Пират хочет быть своим среди Них, хочет их грубоватой любви с запахом отличного виски и табачного блэнда Латакии. Он хочет свойского понимания, а не этих заумных шибздиков и рационально долбанутых в этом Сноксале, такие преданные своей науке, такие терпимые, что только тут (вот что и достаёт по полной) единственное место во всех пределах империи войны, где он чувствует себя не окончательным чужаком.
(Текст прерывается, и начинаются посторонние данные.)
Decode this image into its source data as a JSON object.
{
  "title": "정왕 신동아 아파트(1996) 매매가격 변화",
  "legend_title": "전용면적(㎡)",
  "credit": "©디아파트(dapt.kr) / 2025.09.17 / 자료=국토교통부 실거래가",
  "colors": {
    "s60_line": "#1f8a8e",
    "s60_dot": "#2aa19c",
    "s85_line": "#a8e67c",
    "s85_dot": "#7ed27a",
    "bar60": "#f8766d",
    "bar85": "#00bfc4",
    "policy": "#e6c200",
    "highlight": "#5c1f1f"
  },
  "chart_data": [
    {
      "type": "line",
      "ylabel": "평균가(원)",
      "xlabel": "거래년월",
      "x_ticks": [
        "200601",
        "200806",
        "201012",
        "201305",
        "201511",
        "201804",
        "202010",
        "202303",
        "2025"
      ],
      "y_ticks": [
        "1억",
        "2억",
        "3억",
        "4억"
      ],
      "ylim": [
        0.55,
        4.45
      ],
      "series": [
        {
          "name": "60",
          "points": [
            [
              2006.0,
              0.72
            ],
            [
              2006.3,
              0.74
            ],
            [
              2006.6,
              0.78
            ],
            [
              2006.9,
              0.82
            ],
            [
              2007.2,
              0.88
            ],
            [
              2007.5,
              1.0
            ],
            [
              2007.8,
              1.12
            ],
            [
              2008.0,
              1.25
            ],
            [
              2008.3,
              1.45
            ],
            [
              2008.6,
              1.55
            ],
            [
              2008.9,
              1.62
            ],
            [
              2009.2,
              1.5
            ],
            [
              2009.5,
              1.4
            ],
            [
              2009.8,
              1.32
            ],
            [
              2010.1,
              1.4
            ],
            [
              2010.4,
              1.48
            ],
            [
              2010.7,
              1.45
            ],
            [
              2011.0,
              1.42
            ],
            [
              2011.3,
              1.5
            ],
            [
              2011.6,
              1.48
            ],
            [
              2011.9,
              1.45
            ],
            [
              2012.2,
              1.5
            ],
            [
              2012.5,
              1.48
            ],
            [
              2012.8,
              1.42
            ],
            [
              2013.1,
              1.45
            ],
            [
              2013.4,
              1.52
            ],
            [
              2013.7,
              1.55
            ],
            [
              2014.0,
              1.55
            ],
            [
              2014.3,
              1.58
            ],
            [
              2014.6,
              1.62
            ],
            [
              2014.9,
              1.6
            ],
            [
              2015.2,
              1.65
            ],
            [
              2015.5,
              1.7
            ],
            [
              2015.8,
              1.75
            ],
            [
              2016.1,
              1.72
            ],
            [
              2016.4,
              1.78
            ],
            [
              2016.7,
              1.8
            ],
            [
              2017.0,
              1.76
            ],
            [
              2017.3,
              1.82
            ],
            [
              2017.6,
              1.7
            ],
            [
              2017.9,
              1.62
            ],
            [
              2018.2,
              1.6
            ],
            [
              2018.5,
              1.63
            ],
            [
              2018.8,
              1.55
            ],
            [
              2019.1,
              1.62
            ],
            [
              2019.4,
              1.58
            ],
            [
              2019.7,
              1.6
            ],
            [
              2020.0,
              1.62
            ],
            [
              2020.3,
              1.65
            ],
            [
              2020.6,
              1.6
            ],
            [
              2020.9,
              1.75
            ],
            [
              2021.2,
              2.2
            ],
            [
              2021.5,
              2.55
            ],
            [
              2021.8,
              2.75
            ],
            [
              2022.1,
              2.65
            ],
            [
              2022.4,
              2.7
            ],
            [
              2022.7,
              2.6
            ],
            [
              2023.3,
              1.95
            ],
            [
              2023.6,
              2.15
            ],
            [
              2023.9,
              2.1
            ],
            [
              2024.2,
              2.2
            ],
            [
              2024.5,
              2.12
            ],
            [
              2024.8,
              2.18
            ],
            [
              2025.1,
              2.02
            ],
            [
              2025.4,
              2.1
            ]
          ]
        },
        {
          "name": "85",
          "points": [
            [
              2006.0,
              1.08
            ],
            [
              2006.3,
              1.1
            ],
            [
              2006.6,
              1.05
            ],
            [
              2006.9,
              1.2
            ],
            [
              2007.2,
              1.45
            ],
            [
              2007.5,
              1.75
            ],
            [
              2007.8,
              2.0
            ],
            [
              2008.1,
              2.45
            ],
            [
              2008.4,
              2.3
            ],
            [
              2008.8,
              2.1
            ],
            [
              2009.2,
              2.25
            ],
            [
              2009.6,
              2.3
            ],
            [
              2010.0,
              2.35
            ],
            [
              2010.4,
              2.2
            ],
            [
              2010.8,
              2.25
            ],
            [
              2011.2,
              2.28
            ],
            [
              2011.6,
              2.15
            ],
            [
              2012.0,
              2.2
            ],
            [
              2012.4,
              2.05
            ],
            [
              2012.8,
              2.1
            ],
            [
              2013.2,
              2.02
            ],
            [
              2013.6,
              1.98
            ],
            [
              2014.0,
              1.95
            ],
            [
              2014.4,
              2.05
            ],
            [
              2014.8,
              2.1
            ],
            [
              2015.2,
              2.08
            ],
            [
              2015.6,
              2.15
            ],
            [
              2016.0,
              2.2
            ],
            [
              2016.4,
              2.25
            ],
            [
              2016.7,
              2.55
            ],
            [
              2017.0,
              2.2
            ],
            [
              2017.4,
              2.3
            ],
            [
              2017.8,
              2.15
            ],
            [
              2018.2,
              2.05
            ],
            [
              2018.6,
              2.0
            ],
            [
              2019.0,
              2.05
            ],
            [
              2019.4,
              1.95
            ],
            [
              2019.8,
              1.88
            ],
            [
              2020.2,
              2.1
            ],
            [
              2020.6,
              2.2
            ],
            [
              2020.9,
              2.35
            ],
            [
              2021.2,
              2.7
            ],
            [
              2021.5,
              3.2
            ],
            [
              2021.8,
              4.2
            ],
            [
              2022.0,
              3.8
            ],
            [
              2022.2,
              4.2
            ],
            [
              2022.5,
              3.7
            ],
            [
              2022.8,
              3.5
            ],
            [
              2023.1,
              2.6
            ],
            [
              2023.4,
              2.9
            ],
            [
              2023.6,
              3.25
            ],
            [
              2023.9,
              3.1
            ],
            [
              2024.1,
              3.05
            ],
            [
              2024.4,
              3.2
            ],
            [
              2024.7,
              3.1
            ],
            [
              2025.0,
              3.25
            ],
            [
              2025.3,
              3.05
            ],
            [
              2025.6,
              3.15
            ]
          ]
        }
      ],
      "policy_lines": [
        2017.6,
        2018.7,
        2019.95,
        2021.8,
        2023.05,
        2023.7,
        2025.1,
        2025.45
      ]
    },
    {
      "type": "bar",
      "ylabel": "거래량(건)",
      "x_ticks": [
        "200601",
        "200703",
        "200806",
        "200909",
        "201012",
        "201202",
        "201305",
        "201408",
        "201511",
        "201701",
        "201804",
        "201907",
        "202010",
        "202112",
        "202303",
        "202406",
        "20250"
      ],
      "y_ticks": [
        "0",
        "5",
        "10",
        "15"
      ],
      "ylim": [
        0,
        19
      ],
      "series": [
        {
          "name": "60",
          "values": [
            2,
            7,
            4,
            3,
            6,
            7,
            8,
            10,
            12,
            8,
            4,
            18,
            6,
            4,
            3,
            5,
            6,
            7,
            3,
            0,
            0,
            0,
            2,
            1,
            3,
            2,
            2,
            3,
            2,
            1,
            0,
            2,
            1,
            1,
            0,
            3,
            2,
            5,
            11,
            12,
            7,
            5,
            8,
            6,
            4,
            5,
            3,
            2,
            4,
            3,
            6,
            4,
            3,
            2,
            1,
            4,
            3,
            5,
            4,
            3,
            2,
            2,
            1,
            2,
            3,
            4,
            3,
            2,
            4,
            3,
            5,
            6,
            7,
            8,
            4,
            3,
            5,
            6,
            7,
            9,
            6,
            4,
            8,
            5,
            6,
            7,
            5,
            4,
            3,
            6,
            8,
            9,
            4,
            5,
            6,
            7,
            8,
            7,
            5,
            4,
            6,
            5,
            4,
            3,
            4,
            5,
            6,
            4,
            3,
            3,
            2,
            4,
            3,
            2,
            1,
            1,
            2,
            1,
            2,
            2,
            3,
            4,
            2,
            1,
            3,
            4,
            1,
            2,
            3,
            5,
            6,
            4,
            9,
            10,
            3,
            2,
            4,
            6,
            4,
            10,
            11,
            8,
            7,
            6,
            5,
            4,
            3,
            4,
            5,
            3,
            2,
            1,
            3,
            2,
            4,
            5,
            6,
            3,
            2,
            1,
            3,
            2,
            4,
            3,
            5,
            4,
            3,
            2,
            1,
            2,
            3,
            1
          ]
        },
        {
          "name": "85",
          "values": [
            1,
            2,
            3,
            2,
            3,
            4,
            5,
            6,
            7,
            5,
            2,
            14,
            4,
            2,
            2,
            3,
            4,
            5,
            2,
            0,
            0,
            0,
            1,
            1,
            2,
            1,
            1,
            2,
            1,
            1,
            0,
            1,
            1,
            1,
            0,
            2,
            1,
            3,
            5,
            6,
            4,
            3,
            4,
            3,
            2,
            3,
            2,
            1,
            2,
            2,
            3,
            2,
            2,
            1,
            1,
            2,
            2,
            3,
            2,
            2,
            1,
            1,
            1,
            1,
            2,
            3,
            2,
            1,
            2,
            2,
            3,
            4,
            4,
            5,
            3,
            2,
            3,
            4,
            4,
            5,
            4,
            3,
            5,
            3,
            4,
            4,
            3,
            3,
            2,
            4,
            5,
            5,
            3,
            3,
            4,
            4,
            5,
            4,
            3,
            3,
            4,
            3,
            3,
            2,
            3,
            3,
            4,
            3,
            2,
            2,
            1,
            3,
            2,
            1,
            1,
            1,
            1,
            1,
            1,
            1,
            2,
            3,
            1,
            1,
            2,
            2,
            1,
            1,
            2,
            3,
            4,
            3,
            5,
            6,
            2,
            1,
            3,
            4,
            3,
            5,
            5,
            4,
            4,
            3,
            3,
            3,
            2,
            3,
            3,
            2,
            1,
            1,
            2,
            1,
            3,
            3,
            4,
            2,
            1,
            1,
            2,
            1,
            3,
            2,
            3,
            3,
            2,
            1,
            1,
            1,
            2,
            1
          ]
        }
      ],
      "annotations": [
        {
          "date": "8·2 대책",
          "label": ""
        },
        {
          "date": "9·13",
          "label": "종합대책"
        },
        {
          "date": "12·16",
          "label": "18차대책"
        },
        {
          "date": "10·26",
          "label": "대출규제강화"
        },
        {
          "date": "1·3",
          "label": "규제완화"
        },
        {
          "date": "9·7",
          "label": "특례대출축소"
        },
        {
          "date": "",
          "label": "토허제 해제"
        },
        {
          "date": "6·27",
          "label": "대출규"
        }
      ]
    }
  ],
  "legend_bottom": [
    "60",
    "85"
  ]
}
– Это вообще непостижимо,– говорит Роджер Мехико,– что у них на уме, в голове не укладывается, Закон о Ведьмовании, принят 200 лет назад, это обломок из совершенно иной эпохи, тогда и мыслили по другому. И вдруг в 1944 по нему осуждают направо и налево. Нашего м-ра Эвентира,– указывает на медиума, который в другом конце комнаты болтает с Гевином Трефойлом,– могут в любой момент повязать—вломятся через окна и увезут особо опасного Эвентира в тюрьму Скрабз за-попытку-применения-заклинаний-в-целях-принуждения-покойных-особ-раскрыть-их-тогдашнее-местопребывание-и-чем-занимались-с-живими-на-тот-момент-лицами, Боже мой, докатиться до настолько идиотского грёбанного фашизма…
– Полегче, Мехико, ты опять теряешь старую добрую объективность—человеку науки это не к лицу. Это уж совсем не по-научному.
– Осёл. И ты за них. Как ты мог не почувствовать ещё на входе? Тут необъятная трясина паранойи.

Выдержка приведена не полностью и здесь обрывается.